Modusnya, kartu bantuan lansia ditahan, lalu setiap kali dana BPNT masuk, dilakukan pencairan oleh pihak lain tanpa seizin atau sepengetahuan penerima sah. Parahnya, korban tidak mengetahui bahwa hak bantuannya terus disedot secara diam-diam.
Amir Kadir, S.H., Sekretaris Jenderal LSM PEKAN 21 Kabupaten Maros, menyebut temuan ini sebagai fakta baru yang menguatkan dugaan penyalahgunaan bantuan sosial secara sistematis. Ia juga menegaskan bahwa praktik ini bukan hanya persoalan etik, tapi telah masuk ke ranah pidana.
“Kami akan segera menyerahkan bukti-bukti baru ini ke Kejaksaan Negeri Maros. Kasus ini tidak boleh dibiarkan. Lansia adalah kelompok yang paling berhak dilindungi, bukan dimanfaatkan oleh oknum yang punya kuasa di tingkat lokal,” ujar Amir Kadir, Rabu (3/7/2025).
Amir juga menambahkan bahwa ini bukan kasus tunggal, karena sebelumnya di Kecamatan Maros Baru, juga ditemukan dugaan suami pendamping PKH berperan sebagai Agen 46 dan mencairkan bantuan BPNT, namun menyampaikan kepada penerima bahwa “dana belum masuk”, padahal mesin ADC sudah dipakai untuk menggesek.
Menanggapi laporan tersebut, Kepala Seksi Pidana Khusus (Kasipidsus) Kejaksaan Negeri Maros, Zulfikar, S.H., menyampaikan bahwa pihaknya telah mencatat laporan dari LSM PEKAN 21 sebagai perkara yang menjadi atensi serius.

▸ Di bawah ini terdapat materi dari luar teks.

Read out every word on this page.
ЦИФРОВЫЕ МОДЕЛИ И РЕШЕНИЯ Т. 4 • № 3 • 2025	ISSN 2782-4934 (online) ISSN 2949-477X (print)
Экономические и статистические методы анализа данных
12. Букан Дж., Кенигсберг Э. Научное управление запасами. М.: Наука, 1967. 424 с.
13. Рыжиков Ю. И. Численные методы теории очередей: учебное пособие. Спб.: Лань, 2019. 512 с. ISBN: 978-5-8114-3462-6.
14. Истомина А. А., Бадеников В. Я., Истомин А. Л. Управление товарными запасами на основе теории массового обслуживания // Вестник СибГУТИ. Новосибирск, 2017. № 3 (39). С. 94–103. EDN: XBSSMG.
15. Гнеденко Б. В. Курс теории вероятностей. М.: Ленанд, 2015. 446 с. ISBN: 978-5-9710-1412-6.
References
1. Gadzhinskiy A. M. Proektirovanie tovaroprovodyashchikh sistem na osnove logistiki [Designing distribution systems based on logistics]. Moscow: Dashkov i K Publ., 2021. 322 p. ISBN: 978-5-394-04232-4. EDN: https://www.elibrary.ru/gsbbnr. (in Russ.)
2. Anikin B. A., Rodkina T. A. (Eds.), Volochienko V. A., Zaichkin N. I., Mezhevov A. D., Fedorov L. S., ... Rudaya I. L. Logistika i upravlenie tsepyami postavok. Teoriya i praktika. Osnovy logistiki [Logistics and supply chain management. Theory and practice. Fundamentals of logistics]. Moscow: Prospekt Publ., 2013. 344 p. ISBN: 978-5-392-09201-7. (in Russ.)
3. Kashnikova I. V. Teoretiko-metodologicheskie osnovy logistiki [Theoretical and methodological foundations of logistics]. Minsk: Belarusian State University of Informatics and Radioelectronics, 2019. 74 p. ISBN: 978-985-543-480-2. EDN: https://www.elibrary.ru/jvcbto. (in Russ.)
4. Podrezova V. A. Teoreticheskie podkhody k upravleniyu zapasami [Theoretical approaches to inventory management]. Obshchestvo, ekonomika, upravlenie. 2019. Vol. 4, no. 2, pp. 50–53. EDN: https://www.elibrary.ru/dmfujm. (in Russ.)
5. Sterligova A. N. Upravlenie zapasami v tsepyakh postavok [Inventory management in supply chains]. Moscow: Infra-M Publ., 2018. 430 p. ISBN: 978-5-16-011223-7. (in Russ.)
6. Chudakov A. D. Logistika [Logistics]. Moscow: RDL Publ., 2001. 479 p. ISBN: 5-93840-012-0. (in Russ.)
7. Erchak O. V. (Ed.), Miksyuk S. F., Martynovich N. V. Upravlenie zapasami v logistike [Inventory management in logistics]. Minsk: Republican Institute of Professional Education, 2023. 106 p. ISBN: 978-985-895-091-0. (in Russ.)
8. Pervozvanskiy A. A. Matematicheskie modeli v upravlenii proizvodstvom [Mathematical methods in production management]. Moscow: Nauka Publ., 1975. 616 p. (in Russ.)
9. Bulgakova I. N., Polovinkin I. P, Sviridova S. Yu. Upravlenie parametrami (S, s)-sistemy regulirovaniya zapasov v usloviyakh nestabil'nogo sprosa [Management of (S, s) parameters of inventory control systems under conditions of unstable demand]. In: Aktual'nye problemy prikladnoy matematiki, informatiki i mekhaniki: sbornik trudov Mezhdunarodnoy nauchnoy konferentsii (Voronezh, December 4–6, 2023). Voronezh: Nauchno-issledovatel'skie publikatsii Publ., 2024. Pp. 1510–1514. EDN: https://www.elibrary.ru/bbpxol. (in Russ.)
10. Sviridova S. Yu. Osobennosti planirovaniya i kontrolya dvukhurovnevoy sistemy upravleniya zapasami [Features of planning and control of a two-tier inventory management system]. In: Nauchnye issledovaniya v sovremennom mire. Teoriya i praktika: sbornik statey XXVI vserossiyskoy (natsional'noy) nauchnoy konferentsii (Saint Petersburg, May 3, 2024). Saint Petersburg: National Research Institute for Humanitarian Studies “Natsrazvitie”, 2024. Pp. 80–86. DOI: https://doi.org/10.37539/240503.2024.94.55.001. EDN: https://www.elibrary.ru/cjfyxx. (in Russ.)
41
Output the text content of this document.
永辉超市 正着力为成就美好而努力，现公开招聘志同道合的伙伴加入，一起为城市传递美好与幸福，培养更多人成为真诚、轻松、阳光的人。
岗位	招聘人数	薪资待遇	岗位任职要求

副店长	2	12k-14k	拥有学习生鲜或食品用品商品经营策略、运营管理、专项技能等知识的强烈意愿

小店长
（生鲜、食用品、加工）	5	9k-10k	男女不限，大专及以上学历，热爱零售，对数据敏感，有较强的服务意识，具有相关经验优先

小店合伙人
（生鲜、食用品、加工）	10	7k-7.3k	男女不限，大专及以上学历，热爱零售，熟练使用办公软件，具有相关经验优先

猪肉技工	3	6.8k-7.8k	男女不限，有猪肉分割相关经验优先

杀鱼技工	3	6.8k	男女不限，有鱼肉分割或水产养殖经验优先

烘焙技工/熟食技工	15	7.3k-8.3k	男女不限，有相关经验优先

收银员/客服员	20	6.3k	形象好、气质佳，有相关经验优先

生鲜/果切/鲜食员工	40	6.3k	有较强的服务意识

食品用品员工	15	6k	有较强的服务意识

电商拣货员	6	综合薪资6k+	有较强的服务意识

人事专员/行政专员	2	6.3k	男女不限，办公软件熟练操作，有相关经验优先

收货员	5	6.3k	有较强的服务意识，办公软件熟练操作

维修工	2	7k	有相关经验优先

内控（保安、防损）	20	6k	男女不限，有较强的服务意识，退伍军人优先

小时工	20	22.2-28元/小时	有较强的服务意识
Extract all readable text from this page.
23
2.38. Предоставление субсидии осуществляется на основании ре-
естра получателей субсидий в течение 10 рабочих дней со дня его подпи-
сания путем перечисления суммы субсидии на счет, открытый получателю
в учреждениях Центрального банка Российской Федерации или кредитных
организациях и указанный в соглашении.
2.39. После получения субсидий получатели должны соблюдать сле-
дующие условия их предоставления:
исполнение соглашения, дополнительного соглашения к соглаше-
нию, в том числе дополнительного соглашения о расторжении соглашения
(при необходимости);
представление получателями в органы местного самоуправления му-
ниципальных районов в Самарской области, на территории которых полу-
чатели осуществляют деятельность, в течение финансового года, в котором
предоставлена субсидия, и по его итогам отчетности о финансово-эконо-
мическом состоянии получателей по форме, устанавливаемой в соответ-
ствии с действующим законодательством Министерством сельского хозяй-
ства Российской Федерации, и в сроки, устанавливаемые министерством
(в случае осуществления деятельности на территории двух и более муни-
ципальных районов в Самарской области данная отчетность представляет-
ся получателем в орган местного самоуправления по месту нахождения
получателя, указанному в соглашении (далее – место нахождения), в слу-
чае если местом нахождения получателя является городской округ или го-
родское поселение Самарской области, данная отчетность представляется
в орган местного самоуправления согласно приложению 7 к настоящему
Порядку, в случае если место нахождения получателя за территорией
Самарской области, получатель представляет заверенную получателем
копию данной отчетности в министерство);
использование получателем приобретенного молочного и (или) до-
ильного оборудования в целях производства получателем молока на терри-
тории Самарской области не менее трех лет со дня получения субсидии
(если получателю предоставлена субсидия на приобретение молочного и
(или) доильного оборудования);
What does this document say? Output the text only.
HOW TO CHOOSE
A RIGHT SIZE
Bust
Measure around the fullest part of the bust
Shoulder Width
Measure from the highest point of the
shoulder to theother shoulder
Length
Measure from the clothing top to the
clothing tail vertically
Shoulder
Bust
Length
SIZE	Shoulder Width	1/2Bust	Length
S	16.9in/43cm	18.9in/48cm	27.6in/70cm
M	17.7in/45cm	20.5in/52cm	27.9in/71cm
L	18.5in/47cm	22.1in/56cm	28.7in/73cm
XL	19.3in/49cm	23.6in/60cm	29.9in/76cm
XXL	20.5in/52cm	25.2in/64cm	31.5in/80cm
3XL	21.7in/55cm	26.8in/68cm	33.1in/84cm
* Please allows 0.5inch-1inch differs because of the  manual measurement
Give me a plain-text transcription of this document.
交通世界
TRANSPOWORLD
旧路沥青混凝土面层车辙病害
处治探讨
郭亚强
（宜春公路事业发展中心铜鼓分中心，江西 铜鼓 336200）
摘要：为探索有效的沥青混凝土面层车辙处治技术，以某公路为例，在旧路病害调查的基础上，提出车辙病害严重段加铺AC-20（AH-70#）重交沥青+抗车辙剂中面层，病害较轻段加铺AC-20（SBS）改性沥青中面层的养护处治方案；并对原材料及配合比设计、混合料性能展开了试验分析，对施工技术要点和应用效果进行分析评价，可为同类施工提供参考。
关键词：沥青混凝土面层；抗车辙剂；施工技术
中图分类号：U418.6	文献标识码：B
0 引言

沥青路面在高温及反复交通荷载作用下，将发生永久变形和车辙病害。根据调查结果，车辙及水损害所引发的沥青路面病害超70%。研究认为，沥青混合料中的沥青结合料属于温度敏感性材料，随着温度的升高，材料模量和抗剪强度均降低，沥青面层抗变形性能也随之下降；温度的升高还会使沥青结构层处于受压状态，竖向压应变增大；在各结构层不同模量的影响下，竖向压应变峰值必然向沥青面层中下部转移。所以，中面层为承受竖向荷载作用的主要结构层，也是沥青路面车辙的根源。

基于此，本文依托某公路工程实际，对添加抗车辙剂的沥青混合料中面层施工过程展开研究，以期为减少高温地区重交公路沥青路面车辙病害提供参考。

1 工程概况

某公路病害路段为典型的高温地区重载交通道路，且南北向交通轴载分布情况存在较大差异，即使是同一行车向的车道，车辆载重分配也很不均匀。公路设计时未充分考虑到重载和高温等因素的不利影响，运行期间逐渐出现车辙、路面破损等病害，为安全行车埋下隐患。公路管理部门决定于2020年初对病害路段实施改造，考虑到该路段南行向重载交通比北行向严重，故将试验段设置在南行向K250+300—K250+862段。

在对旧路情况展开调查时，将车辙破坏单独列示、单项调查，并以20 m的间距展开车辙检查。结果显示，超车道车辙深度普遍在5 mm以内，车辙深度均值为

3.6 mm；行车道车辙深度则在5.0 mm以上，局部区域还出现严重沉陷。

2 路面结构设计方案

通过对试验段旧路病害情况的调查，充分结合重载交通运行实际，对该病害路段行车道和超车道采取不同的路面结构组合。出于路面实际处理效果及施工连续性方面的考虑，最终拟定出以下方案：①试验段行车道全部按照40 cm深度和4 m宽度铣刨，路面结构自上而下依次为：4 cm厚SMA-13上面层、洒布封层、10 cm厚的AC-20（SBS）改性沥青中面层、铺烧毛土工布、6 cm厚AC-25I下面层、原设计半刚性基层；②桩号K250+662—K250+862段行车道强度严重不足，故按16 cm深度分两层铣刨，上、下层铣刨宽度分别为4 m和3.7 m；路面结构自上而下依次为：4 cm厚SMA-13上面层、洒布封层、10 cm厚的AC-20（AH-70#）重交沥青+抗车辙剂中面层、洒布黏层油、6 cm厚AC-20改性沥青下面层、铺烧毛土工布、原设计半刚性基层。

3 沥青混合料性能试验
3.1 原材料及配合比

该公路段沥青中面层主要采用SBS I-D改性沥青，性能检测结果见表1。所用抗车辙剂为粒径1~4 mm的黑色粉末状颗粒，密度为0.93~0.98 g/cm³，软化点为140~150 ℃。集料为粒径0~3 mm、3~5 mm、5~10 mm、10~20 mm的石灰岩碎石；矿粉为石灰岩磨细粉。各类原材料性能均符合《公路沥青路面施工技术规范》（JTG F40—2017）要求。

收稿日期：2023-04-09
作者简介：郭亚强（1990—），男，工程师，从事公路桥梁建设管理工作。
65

“Laporan dari saudara Amir Kadir ini menjadi perhatian kami. Kami sudah menerima informasi awal dan akan menindaklanjuti sesuai mekanisme. Jika bukti tambahan masuk, tentu akan memperkuat arah penyelidikan,” tegas Zulfikar saat dikonfirmasi.
Lebih lanjut, tindakan menguasai kartu bantuan sosial tanpa hak dapat dikenakan Pasal 372 KUHP tentang Penggelapan, yang berbunyi:
“Barang siapa dengan sengaja dan melawan hukum memiliki barang sesuatu yang seluruhnya atau sebagian kepunyaan orang lain, yang ada dalam kekuasaannya bukan karena kejahatan, diancam karena penggelapan, dengan pidana penjara paling lama empat tahun.”
Jika terdapat unsur pemalsuan data atau penyalahgunaan jabatan oleh oknum pendamping, maka dapat pula dijerat dengan Pasal 55 dan 56 KUHP serta ketentuan dalam Undang-Undang Nomor 13 Tahun 2011 tentang Penanganan Fakir Miskin.
Sampai berita ini diturunkan, belum ada pernyataan resmi dari pendamping PKH yang diduga terlibat maupun dari pihak Dinas Sosial. Namun sejumlah warga menyatakan bahwa praktik seperti ini bukan hal baru, hanya saja selama ini sulit dibuktikan karena tidak ada pelaporan resmi.